Девица в красном громко чихнула, и сознание Дин Гоуэра пулей отнесло в сторону, прямо на кактус, стоявший на третьем уровне банкетного стола. Силой противодействия его отбросило назад, словно кактус шлепнул его усыпанной колючками ладонью[51]. У Дин Гоуэра ужасно заболела голова, живот схватило, там все забурлило, словно образовались бесчисленные пенящиеся водовороты, все тело зачесалось и пошло пятнами, как при краснухе. Сознание опустилось ему на голову отдохнуть, переводя дух и всхлипывая. Взор сознания потух, глаза Дин Гоуэра вновь обрели способность видеть, и перед ним возникли партсекретарь и директор с поднятыми рюмками. Они смотрели на него сверху вниз, и их голоса грохотали оглушительным ревом прибоя, эхом отражаясь от всех четырех стен, где они разбивались, словно пенистые валы о скалы, и доносились голосом мальчика-пастушка, стоящего на вершине и пытающегося собрать забредших далеко в горы овец.
– Товарищ Дин, старина, на самом деле мы одна семья, единоутробные братья, а родные братья должны и пить в свое удовольствие. Жить надо в удовольствие, радоваться вовсю, шагать к могиле в радости и веселии… Ну, еще давай… Чарочек тридцать… От имени замначальника отдела Цзиня… Тридцать чарочек за тебя… Пей, пей… Кто не пьет – не мужик… Цзинь, цзинь, цзинь… Цзинь Ганцзуань пить умеет… Он человек уважаемый, целое море выпить может… Без конца, без края…
Цзинь Ганцзуань!
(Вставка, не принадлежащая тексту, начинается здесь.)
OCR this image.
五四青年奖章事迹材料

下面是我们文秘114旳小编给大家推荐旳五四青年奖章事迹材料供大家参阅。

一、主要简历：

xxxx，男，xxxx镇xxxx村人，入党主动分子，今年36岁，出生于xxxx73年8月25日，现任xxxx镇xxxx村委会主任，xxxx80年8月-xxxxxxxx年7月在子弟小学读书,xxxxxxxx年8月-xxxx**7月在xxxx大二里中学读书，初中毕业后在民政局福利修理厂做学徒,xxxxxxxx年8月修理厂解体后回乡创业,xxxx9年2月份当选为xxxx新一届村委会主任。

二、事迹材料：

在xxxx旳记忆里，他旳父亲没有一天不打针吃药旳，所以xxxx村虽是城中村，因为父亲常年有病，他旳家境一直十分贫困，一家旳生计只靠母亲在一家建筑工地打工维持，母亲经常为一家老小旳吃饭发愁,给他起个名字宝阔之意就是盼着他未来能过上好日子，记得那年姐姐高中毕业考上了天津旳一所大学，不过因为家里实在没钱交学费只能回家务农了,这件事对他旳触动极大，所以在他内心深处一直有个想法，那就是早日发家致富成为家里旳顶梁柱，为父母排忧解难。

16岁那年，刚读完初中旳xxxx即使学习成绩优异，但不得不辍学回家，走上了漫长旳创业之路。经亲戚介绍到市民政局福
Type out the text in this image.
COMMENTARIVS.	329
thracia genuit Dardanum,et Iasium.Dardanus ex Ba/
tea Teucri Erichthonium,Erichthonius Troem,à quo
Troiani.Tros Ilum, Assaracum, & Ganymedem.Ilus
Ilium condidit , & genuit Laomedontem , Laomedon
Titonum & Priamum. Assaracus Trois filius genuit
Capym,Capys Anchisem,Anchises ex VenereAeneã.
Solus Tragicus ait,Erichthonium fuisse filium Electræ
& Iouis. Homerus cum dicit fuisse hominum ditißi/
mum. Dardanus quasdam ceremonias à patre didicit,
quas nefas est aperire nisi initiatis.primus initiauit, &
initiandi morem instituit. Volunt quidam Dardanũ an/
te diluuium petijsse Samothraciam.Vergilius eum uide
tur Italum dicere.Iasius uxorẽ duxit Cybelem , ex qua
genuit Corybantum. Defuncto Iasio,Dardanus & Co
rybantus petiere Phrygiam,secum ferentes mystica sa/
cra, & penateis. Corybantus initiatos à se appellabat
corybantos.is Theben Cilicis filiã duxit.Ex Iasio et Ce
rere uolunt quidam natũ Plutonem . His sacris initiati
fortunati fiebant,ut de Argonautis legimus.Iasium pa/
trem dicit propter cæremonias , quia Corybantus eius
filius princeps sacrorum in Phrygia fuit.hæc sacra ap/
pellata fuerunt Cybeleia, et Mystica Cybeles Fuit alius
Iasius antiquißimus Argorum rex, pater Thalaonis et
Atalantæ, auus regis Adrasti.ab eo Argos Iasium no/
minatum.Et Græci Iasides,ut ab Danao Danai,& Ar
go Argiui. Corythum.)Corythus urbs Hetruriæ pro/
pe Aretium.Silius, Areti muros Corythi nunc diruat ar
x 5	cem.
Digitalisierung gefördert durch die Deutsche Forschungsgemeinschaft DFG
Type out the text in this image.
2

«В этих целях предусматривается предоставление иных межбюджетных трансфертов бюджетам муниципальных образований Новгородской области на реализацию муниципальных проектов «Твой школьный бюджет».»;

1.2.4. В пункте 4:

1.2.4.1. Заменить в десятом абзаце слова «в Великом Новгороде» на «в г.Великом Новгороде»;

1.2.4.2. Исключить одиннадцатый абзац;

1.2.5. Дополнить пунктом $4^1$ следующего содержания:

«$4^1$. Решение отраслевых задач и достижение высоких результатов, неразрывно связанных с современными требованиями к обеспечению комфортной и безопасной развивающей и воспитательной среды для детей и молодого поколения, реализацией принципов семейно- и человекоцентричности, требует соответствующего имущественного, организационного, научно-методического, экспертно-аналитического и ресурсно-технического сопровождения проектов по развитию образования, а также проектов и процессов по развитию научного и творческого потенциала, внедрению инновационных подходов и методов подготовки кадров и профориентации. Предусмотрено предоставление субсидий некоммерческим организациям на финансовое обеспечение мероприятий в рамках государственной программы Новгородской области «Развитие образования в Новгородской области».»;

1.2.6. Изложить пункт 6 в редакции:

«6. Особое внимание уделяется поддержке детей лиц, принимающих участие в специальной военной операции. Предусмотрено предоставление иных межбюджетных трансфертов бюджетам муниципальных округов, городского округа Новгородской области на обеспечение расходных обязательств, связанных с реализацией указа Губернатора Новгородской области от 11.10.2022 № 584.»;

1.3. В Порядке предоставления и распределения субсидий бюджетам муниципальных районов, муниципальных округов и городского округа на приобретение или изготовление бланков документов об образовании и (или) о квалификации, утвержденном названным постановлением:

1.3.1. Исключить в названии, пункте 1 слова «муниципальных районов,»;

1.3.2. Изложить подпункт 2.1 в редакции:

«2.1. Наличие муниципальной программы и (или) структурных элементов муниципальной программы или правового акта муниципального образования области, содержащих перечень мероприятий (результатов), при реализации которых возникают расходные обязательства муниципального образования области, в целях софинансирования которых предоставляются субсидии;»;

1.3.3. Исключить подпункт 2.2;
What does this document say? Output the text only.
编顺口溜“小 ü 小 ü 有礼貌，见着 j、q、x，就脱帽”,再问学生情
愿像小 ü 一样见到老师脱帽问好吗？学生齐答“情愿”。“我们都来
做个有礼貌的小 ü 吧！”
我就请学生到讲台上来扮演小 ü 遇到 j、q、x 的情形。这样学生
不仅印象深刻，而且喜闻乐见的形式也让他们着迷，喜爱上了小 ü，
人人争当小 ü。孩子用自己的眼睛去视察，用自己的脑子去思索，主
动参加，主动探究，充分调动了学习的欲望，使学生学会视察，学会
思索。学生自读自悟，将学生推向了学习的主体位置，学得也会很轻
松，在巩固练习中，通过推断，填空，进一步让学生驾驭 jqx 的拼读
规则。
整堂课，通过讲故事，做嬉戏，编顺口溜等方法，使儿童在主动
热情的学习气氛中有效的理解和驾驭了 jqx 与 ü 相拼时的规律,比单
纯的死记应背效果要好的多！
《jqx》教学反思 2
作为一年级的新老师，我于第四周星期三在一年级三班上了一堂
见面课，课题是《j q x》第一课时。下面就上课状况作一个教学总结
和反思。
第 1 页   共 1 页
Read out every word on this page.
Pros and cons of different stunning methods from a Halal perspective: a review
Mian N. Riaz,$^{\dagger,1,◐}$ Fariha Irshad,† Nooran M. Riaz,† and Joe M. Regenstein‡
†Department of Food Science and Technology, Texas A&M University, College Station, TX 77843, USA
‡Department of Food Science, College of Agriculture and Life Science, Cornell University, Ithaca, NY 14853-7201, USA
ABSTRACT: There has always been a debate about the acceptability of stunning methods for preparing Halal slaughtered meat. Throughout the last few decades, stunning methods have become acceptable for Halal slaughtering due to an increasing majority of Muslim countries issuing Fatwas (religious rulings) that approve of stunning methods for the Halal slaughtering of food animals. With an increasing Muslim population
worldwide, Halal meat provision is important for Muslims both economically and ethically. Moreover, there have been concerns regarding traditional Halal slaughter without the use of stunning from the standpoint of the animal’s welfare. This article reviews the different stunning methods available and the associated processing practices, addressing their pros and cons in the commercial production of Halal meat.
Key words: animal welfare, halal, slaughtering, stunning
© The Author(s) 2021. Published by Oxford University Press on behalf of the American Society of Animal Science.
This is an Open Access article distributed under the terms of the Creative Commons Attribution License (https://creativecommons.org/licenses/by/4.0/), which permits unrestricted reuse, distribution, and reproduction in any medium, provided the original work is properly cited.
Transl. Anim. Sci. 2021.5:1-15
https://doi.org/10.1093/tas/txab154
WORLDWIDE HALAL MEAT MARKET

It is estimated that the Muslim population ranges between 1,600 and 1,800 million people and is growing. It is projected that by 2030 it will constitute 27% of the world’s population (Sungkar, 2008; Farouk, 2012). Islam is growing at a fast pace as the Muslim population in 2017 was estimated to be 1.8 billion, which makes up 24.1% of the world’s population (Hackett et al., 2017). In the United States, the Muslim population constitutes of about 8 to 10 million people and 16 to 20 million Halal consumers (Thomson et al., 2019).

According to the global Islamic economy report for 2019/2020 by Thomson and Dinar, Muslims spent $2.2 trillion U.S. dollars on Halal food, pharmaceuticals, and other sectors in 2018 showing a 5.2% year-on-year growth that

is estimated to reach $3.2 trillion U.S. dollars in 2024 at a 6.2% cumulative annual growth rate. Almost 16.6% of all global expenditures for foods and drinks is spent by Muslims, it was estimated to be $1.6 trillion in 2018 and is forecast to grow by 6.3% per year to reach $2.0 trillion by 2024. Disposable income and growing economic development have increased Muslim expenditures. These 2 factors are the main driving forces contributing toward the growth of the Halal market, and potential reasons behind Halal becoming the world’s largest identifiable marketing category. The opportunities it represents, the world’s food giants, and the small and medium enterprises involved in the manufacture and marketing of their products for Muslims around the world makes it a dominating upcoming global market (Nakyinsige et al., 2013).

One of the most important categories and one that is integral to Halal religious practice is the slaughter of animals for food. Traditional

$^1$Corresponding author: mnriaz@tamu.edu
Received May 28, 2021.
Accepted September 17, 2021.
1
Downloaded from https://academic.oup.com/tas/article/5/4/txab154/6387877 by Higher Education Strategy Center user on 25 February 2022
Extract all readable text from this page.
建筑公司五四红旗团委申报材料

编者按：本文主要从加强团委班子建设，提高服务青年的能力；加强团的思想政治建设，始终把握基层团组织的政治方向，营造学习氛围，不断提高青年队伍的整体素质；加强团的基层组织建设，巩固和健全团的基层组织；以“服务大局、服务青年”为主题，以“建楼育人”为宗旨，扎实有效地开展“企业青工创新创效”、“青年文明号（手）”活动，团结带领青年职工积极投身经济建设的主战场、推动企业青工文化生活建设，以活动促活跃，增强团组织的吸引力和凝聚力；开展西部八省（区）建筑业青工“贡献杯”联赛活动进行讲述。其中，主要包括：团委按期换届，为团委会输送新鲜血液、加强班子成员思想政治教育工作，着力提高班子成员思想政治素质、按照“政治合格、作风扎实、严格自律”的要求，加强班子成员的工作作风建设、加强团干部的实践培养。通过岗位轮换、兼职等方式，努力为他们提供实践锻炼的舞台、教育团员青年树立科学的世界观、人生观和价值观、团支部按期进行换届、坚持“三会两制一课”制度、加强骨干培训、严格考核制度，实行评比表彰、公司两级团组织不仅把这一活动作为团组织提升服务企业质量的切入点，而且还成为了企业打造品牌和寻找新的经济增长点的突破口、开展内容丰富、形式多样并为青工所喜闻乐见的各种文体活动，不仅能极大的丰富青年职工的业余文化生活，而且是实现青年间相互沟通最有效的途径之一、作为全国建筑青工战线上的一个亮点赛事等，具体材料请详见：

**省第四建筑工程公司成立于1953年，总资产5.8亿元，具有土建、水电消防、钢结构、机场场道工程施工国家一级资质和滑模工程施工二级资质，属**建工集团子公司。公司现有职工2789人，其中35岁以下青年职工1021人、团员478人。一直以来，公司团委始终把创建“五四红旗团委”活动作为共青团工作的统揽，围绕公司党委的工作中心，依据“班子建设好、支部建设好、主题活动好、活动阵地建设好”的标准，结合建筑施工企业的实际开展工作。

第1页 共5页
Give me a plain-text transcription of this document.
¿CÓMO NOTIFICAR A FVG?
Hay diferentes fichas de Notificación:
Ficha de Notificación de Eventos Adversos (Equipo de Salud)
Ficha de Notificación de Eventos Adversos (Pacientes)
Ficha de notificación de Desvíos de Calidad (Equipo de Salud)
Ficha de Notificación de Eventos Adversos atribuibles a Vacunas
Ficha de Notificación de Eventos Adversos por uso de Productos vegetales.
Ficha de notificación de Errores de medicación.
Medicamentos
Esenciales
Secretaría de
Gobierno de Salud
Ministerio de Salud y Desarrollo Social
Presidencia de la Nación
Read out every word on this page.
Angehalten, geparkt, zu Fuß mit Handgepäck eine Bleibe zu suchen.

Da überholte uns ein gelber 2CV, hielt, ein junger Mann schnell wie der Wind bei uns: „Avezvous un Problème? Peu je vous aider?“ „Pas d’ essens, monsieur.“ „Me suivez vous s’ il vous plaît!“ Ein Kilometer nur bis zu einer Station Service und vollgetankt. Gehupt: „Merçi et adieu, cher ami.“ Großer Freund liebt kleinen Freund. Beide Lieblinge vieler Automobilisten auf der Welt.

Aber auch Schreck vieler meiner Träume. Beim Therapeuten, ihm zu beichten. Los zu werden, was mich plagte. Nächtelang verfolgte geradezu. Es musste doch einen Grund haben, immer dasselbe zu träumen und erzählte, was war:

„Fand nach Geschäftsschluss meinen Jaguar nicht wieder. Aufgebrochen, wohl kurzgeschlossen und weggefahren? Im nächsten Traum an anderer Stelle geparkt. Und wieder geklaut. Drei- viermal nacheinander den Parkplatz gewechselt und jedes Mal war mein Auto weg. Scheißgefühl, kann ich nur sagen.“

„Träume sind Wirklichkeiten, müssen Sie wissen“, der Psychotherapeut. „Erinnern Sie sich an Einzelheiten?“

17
Это имя алмазным сверлом пробуравило сердце Дин Гоуэра, от резкой боли рот раскрылся, и вместе с потоком мутной жидкости стали выплескиваться жуткие слова:
– Волчара этот… – Новый позыв рвоты. – Младенцев пожирает… – Еще позыв. – Волчара!
Сознание перепуганной пташкой впорхнуло в свое гнездышко; в животе все перекрутило – боль неописуемая. По спине легонько постукивали два кулака, его снова вывернуло… Вино… Слизь, слезы и сопли, сладкие и солоноватые, тягучие и нескончаемые, а перед глазами блистает бирюзой водная гладь.
– Вам получше, товарищ Дин Гоуэр?
– Товарищ Дин Гоуэр, вам хоть чуточку лучше?
– Давайте, давайте, поднатужьтесь, пусть до конца вырвет эту горечь!
– Надо, надо проблеваться, это полезно для здоровья.
Подперев его с обеих сторон, партсекретарь с директором колотили ему по спине, бубня в уши слова утешения и увещевая, – этакие деревенские фельдшеры, которые спасают наглотавшегося воды ребенка, молодые учителя, наставляющие юнца, который сбился с пути истинного.
После того как Дин Гоуэр выдавил из себя немного зеленоватой жидкости, одна официантка в красном влила ему в рот чашку зеленого чая «лунцзин»; другая попотчевала желтым выдержанным шаньсийским уксусом; то ли партсекретарь, то ли директор запихнул ему в рот кусочек засахаренного лотоса; то ли директор, то ли партсекретарь сунул ему под нос ломтик груши-«снежинки»[52] в меду. Одна девица в красном тщательно вытерла ему лицо махровым полотенцем, обработанным освежающим мятным маслом; другая убрала грязь на полу; третья вытерла остатки грязи шелковой ватой с дезодорантом; четвертая собрала со стола грязные тарелки и рюмки, а пятая расставила новые приборы.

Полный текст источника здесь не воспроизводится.